The genotoxicity of impurities or anticipated degradants of ONTs were not tested routinely by the majority of respondents, although about a fifth of companies do some form of testing (predominantly on a case-by-case basis) (Table 8). ONT-related impurities will typically be structurally similar to the parent (or its metabolites), or contain moieties found in native genetic material and, therefore, present low risk for genotoxicity.⁸ Where novel structures have been identified in ONT-related impurities, these have not been predicted to be genotoxic based on the absence of structural alerts.⁸ No doubt companies are applying the principles of the ICH M7(R2) guidance⁴⁶ when assessing the genotoxic potential of process- and drug-related impurities to their ONT programs. However, the findings of this survey suggest that limited downstream testing of ONT-related impurities has been required. Where testing has been undertaken, the Ames test has been favored, and there is no evidence that ONT-related impurities have been associated with genotoxicity. A recent draft EMA guideline on the “development and manufacture of oligonucleotides”⁴⁷ emphasizes that ONTs are not within scope of ICH M7(R2) and outlines principles for qualification of various classes of ONT-related impurities. Notably, this draft guideline does cross reference the EMA reflection article on the assessment of the genotoxic potential of ASOs,⁷ stating this document should be considered (if appropriate).

Carcinogenicity strategy

The results of the survey show that most companies with ONT programs beyond early development have followed the recommended approach of using two rodent species for carcinogenicity assessment, with the majority utilizing the 6-month transgenic mouse study and a 2-year rat study (Table 9). The different approaches may be explained in part by the timing of the programs, which likely preceded the wider adoption of the transgenic mouse model in some cases (i.e., where 2-year studies in the mouse and rat were conducted). The survey did not include a question as to whether the ONT was active in the species being used, so it is unclear whether these studies assessed on-target pharmacodynamic-based carcinogenicity or only chemistry-related risk. This is important because one of the key aspects of the carcinogenicity risk assessment is the understanding of on-target-related carcinogenicity risk. The use of a rodent surrogate ONT to assess on-target-related carcinogenicity risk varied among the companies, which may reflect the variation in pharmacological activity of the candidates in rodents. For example, if the ONT candidate targeted an mRNA sequence that is not expressed in wild-type rodents, the use of a surrogate is not warranted. Unfortunately, the survey did not address this granularity with follow-up questions. The decision to use a rodent surrogate ONT should be based on a case-by-case evaluation of the scientific rationale and the available data.

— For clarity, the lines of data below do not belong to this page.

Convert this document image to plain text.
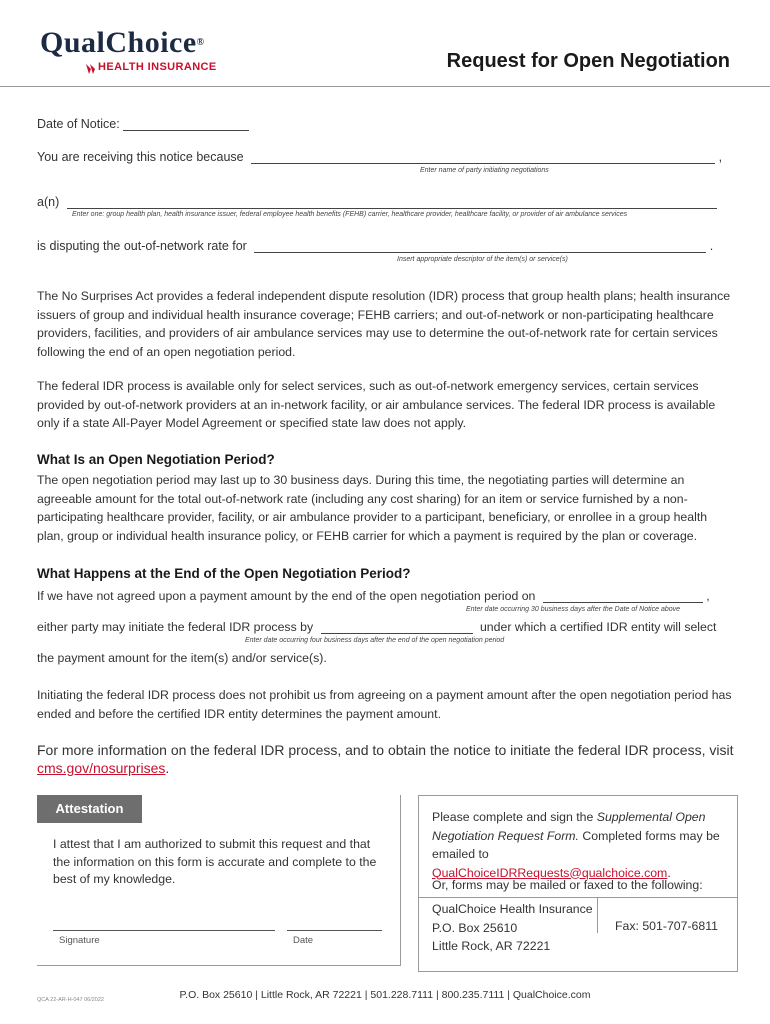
QualChoice®
HEALTH INSURANCE	Request for Open Negotiation
Date of Notice:
You are receiving this notice because	,
Enter name of party initiating negotiations
a(n)
Enter one: group health plan, health insurance issuer, federal employee health benefits (FEHB) carrier, healthcare provider, healthcare facility, or provider of air ambulance services
is disputing the out-of-network rate for	.
Insert appropriate descriptor of the item(s) or service(s)
The No Surprises Act provides a federal independent dispute resolution (IDR) process that group health plans; health insurance issuers of group and individual health insurance coverage; FEHB carriers; and out-of-network or non-participating healthcare providers, facilities, and providers of air ambulance services may use to determine the out-of-network rate for certain services following the end of an open negotiation period.
The federal IDR process is available only for select services, such as out-of-network emergency services, certain services provided by out-of-network providers at an in-network facility, or air ambulance services. The federal IDR process is available only if a state All-Payer Model Agreement or specified state law does not apply.
What Is an Open Negotiation Period?
The open negotiation period may last up to 30 business days. During this time, the negotiating parties will determine an agreeable amount for the total out-of-network rate (including any cost sharing) for an item or service furnished by a non-participating healthcare provider, facility, or air ambulance provider to a participant, beneficiary, or enrollee in a group health plan, group or individual health insurance policy, or FEHB carrier for which a payment is required by the plan or coverage.
What Happens at the End of the Open Negotiation Period?
If we have not agreed upon a payment amount by the end of the open negotiation period on	,
Enter date occurring 30 business days after the Date of Notice above
either party may initiate the federal IDR process by	under which a certified IDR entity will select
Enter date occurring four business days after the end of the open negotiation period
the payment amount for the item(s) and/or service(s).
Initiating the federal IDR process does not prohibit us from agreeing on a payment amount after the open negotiation period has ended and before the certified IDR entity determines the payment amount.
For more information on the federal IDR process, and to obtain the notice to initiate the federal IDR process, visit cms.gov/nosurprises.
Attestation
I attest that I am authorized to submit this request and that the information on this form is accurate and complete to the best of my knowledge.
Signature	Date
Please complete and sign the Supplemental Open Negotiation Request Form. Completed forms may be emailed to QualChoiceIDRRequests@qualchoice.com.
Or, forms may be mailed or faxed to the following:
QualChoice Health Insurance
P.O. Box 25610
Little Rock, AR 72221
Fax: 501-707-6811
QCA 22-AR-H-047 06/2022	P.O. Box 25610 | Little Rock, AR 72221 | 501.228.7111 | 800.235.7111 | QualChoice.com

When respondents reported which types of approaches to carcinogenicity assessments other than the 2-species approach have been successful (Table 10), the results indicate that both a weight-of-evidence approach for a full waiver or a single-species approach have been employed. The EMA appears to take the least conservative stance on these alternative strategies, approving full or partial waivers in all five cases. All regulatory agencies were more likely to accept justification for a single-species approach when robust scientific justification was provided as to why a species would not provide value to overall carcinogenicity assessment. A key example is the exacerbation of chronic progressive nephropathy in rats during chronic administration of ASOs.^48,49 In this case, the respondents were able to use only the mouse in a 2-year study due to the rat-specific nephrotoxicity and inability to complete a 2-year rat study. However, this justification was not accepted by all agencies and a respondent was required to attempt a 2-year rat study despite this limiting toxicity on multiple programs. The postmarketing commitment approach was generally accepted, particularly for serious and life-threatening indications (consistent with approaches taken for approved ONTs). However, for novel chemistries and mechanisms of action, agencies were more likely to request that the full carcinogenicity assessment be completed for final submission.

It should be noted that this survey was conducted around the time of finalization and implementation of the ICH S1B(R1),⁵ which provides a framework for waiving the 2-year rat study based on a comprehensive assessment of the carcinogenicity risk.⁵ This revised carcinogenicity guidance may provide an opportunity for companies developing ONTs to streamline their carcinogenicity testing paradigms and reduce the use of animals, as well as the time and cost of development. However, ICH S1B(R1)⁵ does not provide a formal mechanism for waiving the mouse carcinogenicity study, which may explain in part why there were no examples of companies conducting the assessment in a 2-year rat study only. The carcinogenicity section of the draft FDA guidance does indicate that it can be appropriate to assess this risk in a 2-year study of a single species.¹⁵ However, it is unclear in the current draft whether this would be acceptable in either the rat or mouse, or mouse only (as per ICH S1B[R1]⁵). It is also worth noting that a carcinogenicity waiver was granted for pegaptanib and avacincaptad pegol (the aptamers discussed previously, that are clearly absent from the survey data set) because these ONTs are locally administered to the eye and result in limited systemic exposure.^24,26 Lastly, the current survey did not ask if any tumors that were considered clinically relevant were detected in completed rodent carcinogenicity studies. However, the authors understand that the OSWG Carcinogenicity subcommittee will address this in their upcoming white paper (Personal Communication, Cindy Berman, September 2024).

Concluding Remarks

The survey provides valuable insights into industry practices and regulatory expectations for the genotoxicity and carcinogenicity assessment of ONTs. The results highlight a consistent absence of genotoxic findings across a diverse range of ONT classes and chemistries and support the conclusion that well-established chemistries have been robustly evaluated and are not of concern from a genotoxicity perspective. The findings are supportive of the position that continued genotoxicity testing of established classes, which contain only well-precedented modifications, is unlikely to yield positive results or generate data that would further inform human/patient risk assessment in a meaningful way. However, due to regulatory expectations, companies continue to adhere to the standard genotoxicity testing guidelines, with limited divergence from the ICH S2(R1) standard battery tests.⁶ The WG concludes that the survey data indicate a very low risk associated with this modality and, therefore, advocates for greater flexibility in the genotoxicity testing approach for ONTs. With the more nuanced approach to genotoxicity testing detailed in the recently published FDA “draft guidance for industry on the nonclinical safety assessment of ONTs,”¹⁵ it would be interesting to reassess industry experience with achieving genotoxicity testing waivers for new candidate ONTs that belong to classes considered well characterized in one to two years time.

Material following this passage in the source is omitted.